In general, adults ages 27 to 45 are expected to have been exposed to HPV, D’Souza says, because they’re more likely to be in monogamous, long-term sexual relationships. Of course, not everyone in this age group has low-risk sex, and now they have the option of getting the HPV vaccine.With the new study and the approval of Gardasil 9 in this age group, D’Souza said, the FDA says the drug can still prevent HPV infection in these adults.

The FDA’s announcement means “it’s approved for them because it’s safe and will allow them to get the vaccine if they want to,” D’Souza said.” But we will need to look to our [medical] organizations for recommendations on prevention and disease screening to review the data and see if the vaccine should be widely recommended for that age group.”

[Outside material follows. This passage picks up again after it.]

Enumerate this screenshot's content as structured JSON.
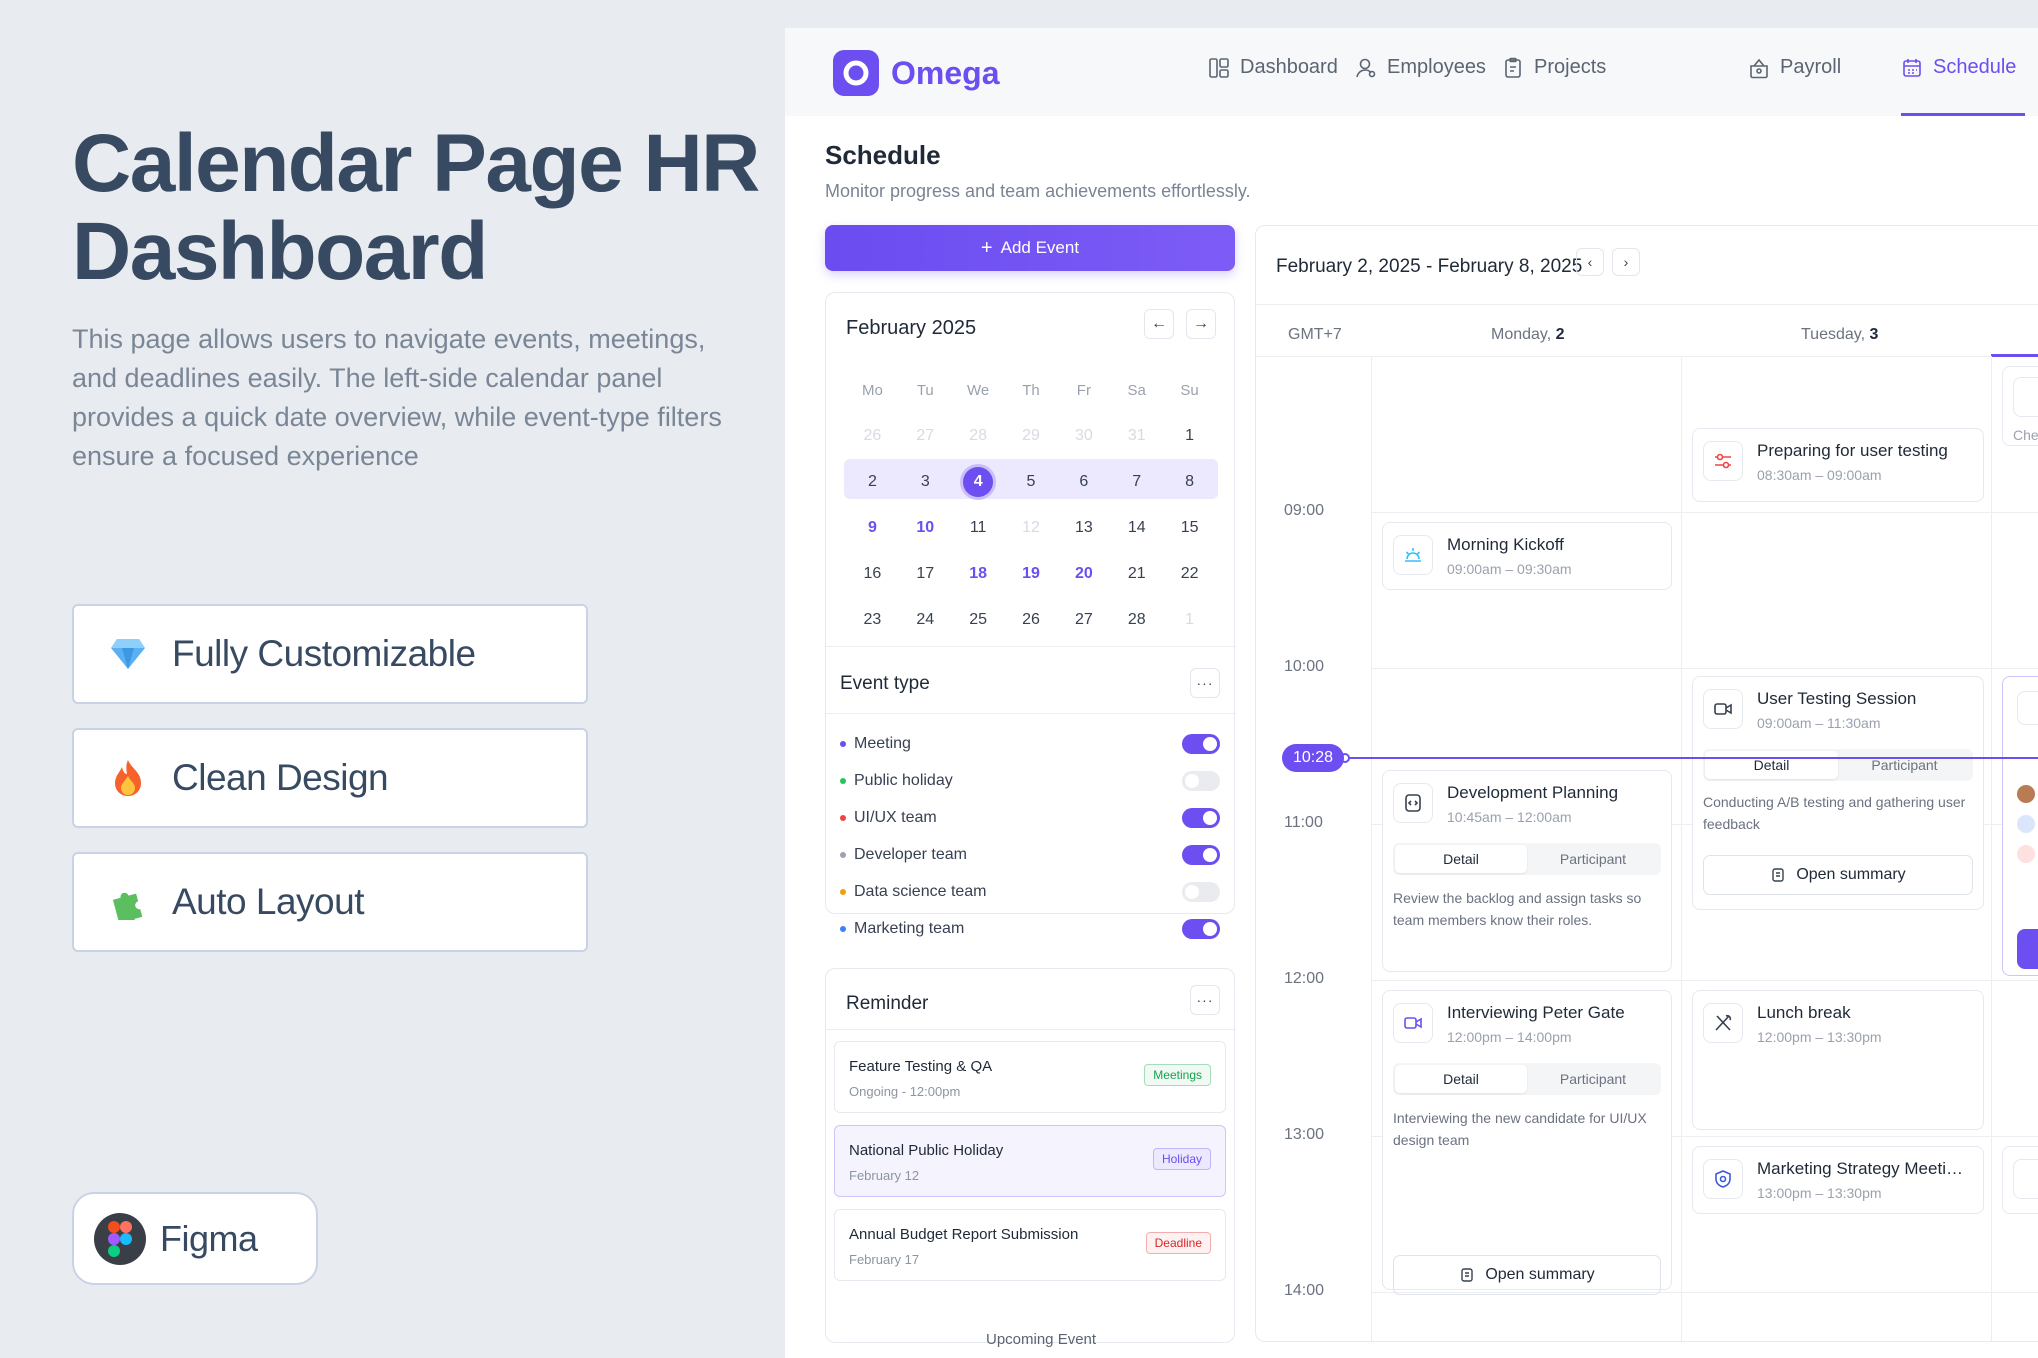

Vaccines of any kind can be emotionally and, depending on insurance coverage, financially costly, D’Souza says, and while the HPV vaccine won’t cause any harm, medical organizations won’t make any official recommendations until they have sufficient data to show the vaccine’s benefits for the entire age group. (Some of the organizations that will weigh in include, for example, the American Association for Colposcopy and Cervical Pathology and the U.S. Preventive Services Task Force.)